Créé le 16-01-2013 à 18h13 - Mis à jour à 20h14
Dans les villes du Nord, à Gao et à Tombouctou, les islamistes semblent aux abois. Témoignages.
Un membre d'Ansar Dine dans les rues de Tombouctou.
Photo prise par Omar, un habitant de la ville (DR)
Alors que les combats font rage, mercredi 16 janvier, à Diabali, où la France a engagé pour la première fois des troupes au sol pour reprendre cette petite ville du centre du Mali tombée la veille aux mains des groupes islamistes armés, ces derniers se font beaucoup plus discrets dans les villes du nord qu'ils occupent depuis neuf mois.
A Gao, où plusieurs positions des djihadistes ont été bombardées par la France dimanche, plus personne ne répond au téléphone depuis hier. Et pour cause : les islamistes ont tout bonnement coupé les télécommunications. A Tombouctou, jusqu'ici épargnée par les frappes, Oumar a attendu d'être rentré chez lui pour répondre à notre coup de fil à l'abri des regards : "Quand ils nous voient en train de téléphoner, ils nous soupçonnent de donner des informations aux militaires français et maliens et confisquent nos téléphones", explique-t-il.

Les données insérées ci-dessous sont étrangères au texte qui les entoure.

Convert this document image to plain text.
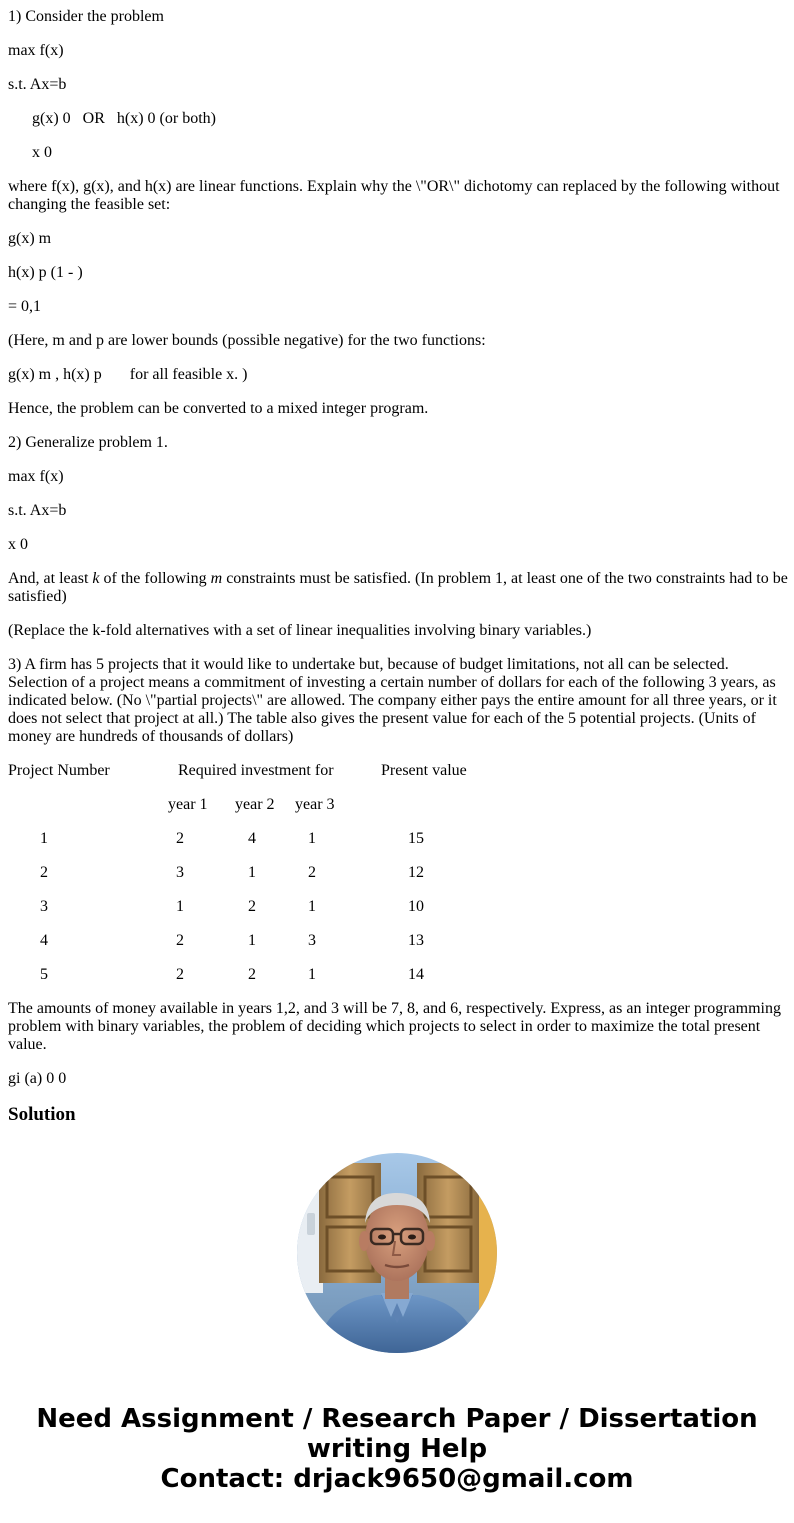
1) Consider the problem

max f(x)

s.t. Ax=b

g(x) 0 OR h(x) 0 (or both)

x 0

where f(x), g(x), and h(x) are linear functions. Explain why the \"OR\" dichotomy can replaced by the following without changing the feasible set:

g(x) m

h(x) p (1 - )

= 0,1

(Here, m and p are lower bounds (possible negative) for the two functions:

g(x) m , h(x) p for all feasible x. )

Hence, the problem can be converted to a mixed integer program.

2) Generalize problem 1.

max f(x)

s.t. Ax=b

x 0

And, at least k of the following m constraints must be satisfied. (In problem 1, at least one of the two constraints had to be satisfied)

(Replace the k-fold alternatives with a set of linear inequalities involving binary variables.)

3) A firm has 5 projects that it would like to undertake but, because of budget limitations, not all can be selected. Selection of a project means a commitment of investing a certain number of dollars for each of the following 3 years, as indicated below. (No \"partial projects\" are allowed. The company either pays the entire amount for all three years, or it does not select that project at all.) The table also gives the present value for each of the 5 potential projects. (Units of money are hundreds of thousands of dollars)

Project Number	Required investment for	Present value
year 1 year 2 year 3
1	2	4	1	15
2	3	1	2	12
3	1	2	1	10
4	2	1	3	13
5	2	2	1	14

The amounts of money available in years 1,2, and 3 will be 7, 8, and 6, respectively. Express, as an integer programming problem with binary variables, the problem of deciding which projects to select in order to maximize the total present value.

gi (a) 0 0

Solution
Need Assignment / Research Paper / Dissertation
writing Help
Contact: drjack9650@gmail.com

"Ils se fondent dans la population"
"Beaucoup de djihadistes sont morts ou ont été blessés au front, à Konna, sous les frappes des forces françaises", assure Ousmane, un autre habitant de la ville joint également au téléphone. Il reste quelques chefs étrangers, mais la plupart de ceux qui étaient restés en ville ou qui y sont revenus sont maliens, raconte-t-il....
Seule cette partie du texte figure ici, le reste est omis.